For (+9) + (−4): absolute values are 9 and 4.
9 − 4 = 5
9 is larger and it's positive (+9), so the answer is +5.
What is (−15) + (+6)? (15 > 6, and 15 is negative — so the answer is negative)
Change subtraction to addition, then flip the sign of the number being subtracted. Apply the addition rules from Lessons 1 & 2.
7 − (+3) becomes 7 + (−3)
7 + (−3): different signs, 7 − 3 = 4, 7 is larger and positive → +4
What is (−3) − (−8)? (Flip the second sign: −3 + 8 = ?)
Start at the first number. If adding a positive → move right. If adding a negative → move left. Where you land is the answer!
Enter these into the interactive tool above:
• (−3) + (+7) | (+5) + (−9) | (−4) + (−3)
Distance = |a − b| — subtract the two numbers and take the absolute value (always positive). Distance is never negative!
Distance = |16 − (−25)|
16 − (−25) = 16 + 25 = 41
|41| = 41 — the distance is always positive.
What is the distance between −8 and +12 on a number line? (Use |12 − (−8)| = ?)
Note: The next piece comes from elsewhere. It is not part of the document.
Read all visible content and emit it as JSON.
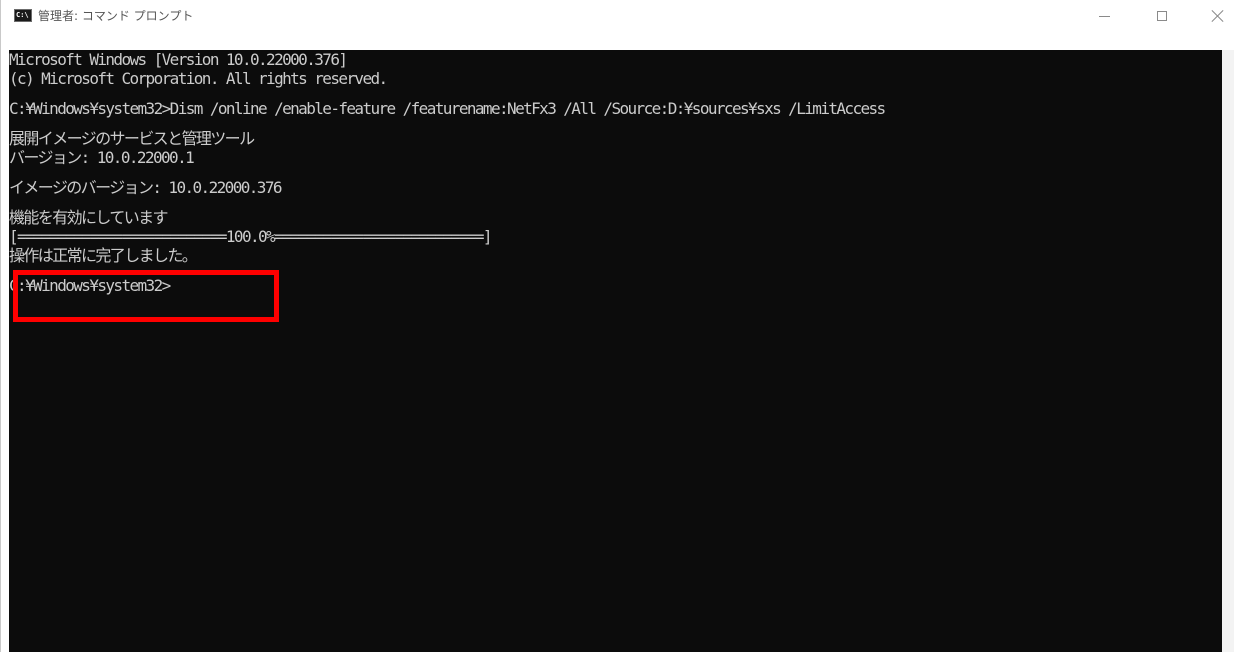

| Operation | What To Do | Sign of Result |
|---|---|---|
| (+a) + (+b) | Add normally | Always + |
| (−a) + (−b) | Add normally | Always − |
| (+a) + (−b), a > b | Subtract: a − b | + |
| (+a) + (−b), b > a | Subtract: b − a | − |
| (+a) − (+b) | Rewrite as (+a) + (−b) | Depends on larger |
| (−a) − (−b) | Rewrite as (−a) + (+b) | Depends on larger |
| (+a) − (−b) | Rewrite as (+a) + (+b) → ADD! | Always + |
| (−a) − (+b) | Rewrite as (−a) + (−b) → ADD! | Always − |
| Distance |a − b| | Subtract, take absolute value | Always positive |
🔑 Key Memory Trick
Subtracting a negative = Adding a positive!
4 − (−6) = 4 + 6 = 10 — two negative signs side by side cancel out and become a plus!